Friday, December 11, 2015

Theological Roots of Bitter Battle of Some Christians Against LGBT Rights: The Bible Can't Be Wrong (We Can't Be Wrong, and Heterosexual Men Rule)



Here's a set of interlocking observations that, to my mind, share a common theme: 1) a comment an Episcopal priest made to me yesterday about why some streams of Christianity are so adamant today in their opposition to LGBT rights; 2) Diarmaid MacCulloch on the same topic and how it's all about shoring up the supremacy of heterosexual males; 3) David Marr's commentary on why the Australian Catholic bishops are bitterly opposed to legalization of same-sex marriage; and 4) Fred Clark's account of the baffling determination of some U.S. white evangelicals to continue, generation after generation, choosing the wrong side of the moral arc of history in battles for human rights:


1. This is a statement I shared with Facebook friends yesterday:

An enlightening conversation I had today with someone — an Episcopal priest — with a lot of wisdom: 
I said to her that it boggles my mind that many Christians today have decided to make the exclusion and denigration of gay folks the doctrine by which the church rises or falls — to cite Luther's phrase, an articulum stantis et cadentis ecclesiae
Her reply: it makes perfect sense. Many streams of Christianity coming out of the Reformation rejected the pope as the ultimate religious authority, since he clearly can be wrong. They then transferred their certainty to the bible as an infallible, inerrant text. 
In the modern period, they first lost the battle of biblical inerrancy over the issue of slavery, and then over the issue of women's place in the world. Christians who think this way are now locked into a bitter, fight-to-the-death battle to avoid giving any ground on the issue of homosexuality, since they realize that losing that battle will decisively and finally prove that they've been wrong to hinge all their certainty on the notion that the bible is literally infallible and literally inerrant. 
This makes eminent sense to me. And, of course, other streams of Christianity including the Roman Catholic one have made common cause with evangelical Christians fighting this battle, for different theological reasons, but primarily because both are intent on preserving the privileged status of heterosexual males and their right to lord it over women and LGBT people.

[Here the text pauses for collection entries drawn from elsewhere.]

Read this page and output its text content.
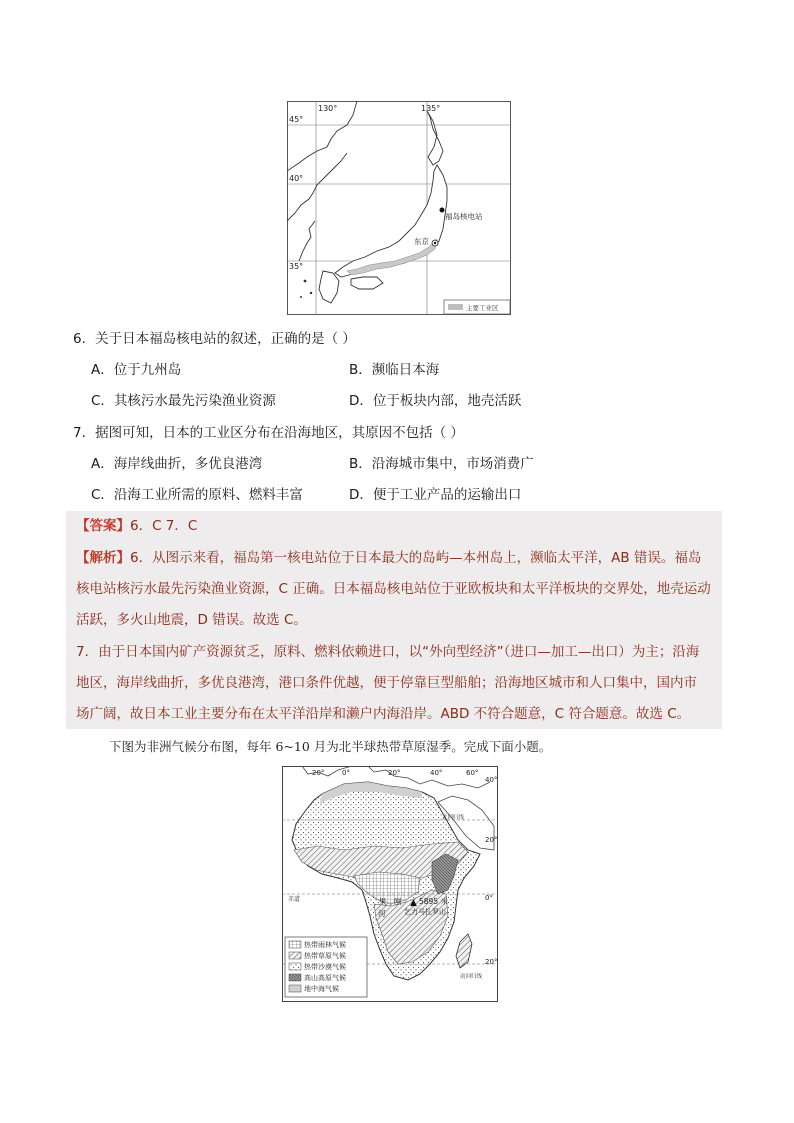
130°	135°
45°
40°
35°
福岛核电站
东京
主要工业区
6．关于日本福岛核电站的叙述，正确的是（ ）
A．位于九州岛	B．濒临日本海
C．其核污水最先污染渔业资源	D．位于板块内部，地壳活跃
7．据图可知，日本的工业区分布在沿海地区，其原因不包括（ ）
A．海岸线曲折，多优良港湾	B．沿海城市集中，市场消费广
C．沿海工业所需的原料、燃料丰富	D．便于工业产品的运输出口
【答案】6．C 7．C
【解析】6．从图示来看，福岛第一核电站位于日本最大的岛屿—本州岛上，濒临太平洋，AB 错误。福岛
核电站核污水最先污染渔业资源，C 正确。日本福岛核电站位于亚欧板块和太平洋板块的交界处，地壳运动
活跃，多火山地震，D 错误。故选 C。
7．由于日本国内矿产资源贫乏，原料、燃料依赖进口，以“外向型经济”（进口—加工—出口）为主；沿海
地区，海岸线曲折，多优良港湾，港口条件优越，便于停靠巨型船舶；沿海地区城市和人口集中，国内市
场广阔，故日本工业主要分布在太平洋沿岸和濑户内海沿岸。ABD 不符合题意，C 符合题意。故选 C。
下图为非洲气候分布图，每年 6~10 月为北半球热带草原湿季。完成下面小题。
20°	0°	20°	40°	60°
40°
20°
0°
20°
北回归线
赤道
南回归线
刚
果
河
▲ 5895 米
乞力马扎罗山
热带雨林气候
热带草原气候
热带沙漠气候
高山高原气候
地中海气候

2. Diarmaid MacCulloch, Christianity: The First Three Thousand Years (NY: Penguin, 2009):

Behind the passing conflicts of the moment lies a debate throughout Christianity about whether the Bible and Christian tradition can be wrong and can be changed. It is also a debate about whether God's plan for the world centres on the supremacy of heterosexual men. "Male headship" is one of the overriding concerns of the Sydney variant on Anglicanism, and worldwide, those Anglicans opposed to any change on attitudes to same-sex relationships overlap fairly snugly with those opposed to the ordination of women to the priesthood or consecration to the episcopate, who use the same sort of arguments (pp. 1009-10).


This goes much deeper than bigotry. It's about claiming the most intimate power over believers, the power to forbid any sex without the blessing of the church. That means never before marriage; never outside marriage; and, of course, never with the same sex. 
These ancient rules were law for centuries. Judges and police were supposed to jump to the aid of bishops and preachers. The noose and the stake sent the worst offenders to hell. Shame did the rest. 
Nearly every one of these laws is dead and gone after titanic brawls we tend to put out of our minds because they seem, in retrospect, so absurd. This is a mistake. The lesson is that we're fighting the one battle here, over and over again. 
And because the warriors of the faiths know the tide of popular opinion is running strongly against them, they fight for keeps. They realise no defeat will ever be reversed. It's once and forever. 
So they dig in with a particular and at times comic ferocity. The example of the world counts for nothing in their eyes. Though equal marriage has been embraced by nearly every Western nation, the warriors are fighting to the last – just as they fought no-fault divorce, the morning-after pill, IVF for lesbians, smut on television and sparing gays the useful terror of prison.

4. Fred Clark, "If X Is Not Wrong, Then Nothing Is Wrong," Slacktivist: 

[A]fter World War II, white evangelicals were given another chance to regain some measure of moral credibility — legitimately, and not just as a distraction or an attempt to change the subject. The Civil Rights Movement had begun in earnest with sit-ins and boycotts and voter-registration drives. Here was an opportunity for redemption. This time, having learned from our monstrous mistakes in the past, white evangelicals could step up on the right side of morality and justice. 
Oops, we did it again. The majority of white evangelical Christianity not only failed to support the Civil Rights Movement, but it actively participated in the political, and often the violent, opposition to it. 
White evangelical Christianity had exposed itself, again, as at best morally impotent, irrelevant and insignificant, or, at worst, as morally bankrupt and thoroughly, sinfully corrupt.

The roots-in-the-bible graphic is everywhere online, but I haven't seen any information about its original source.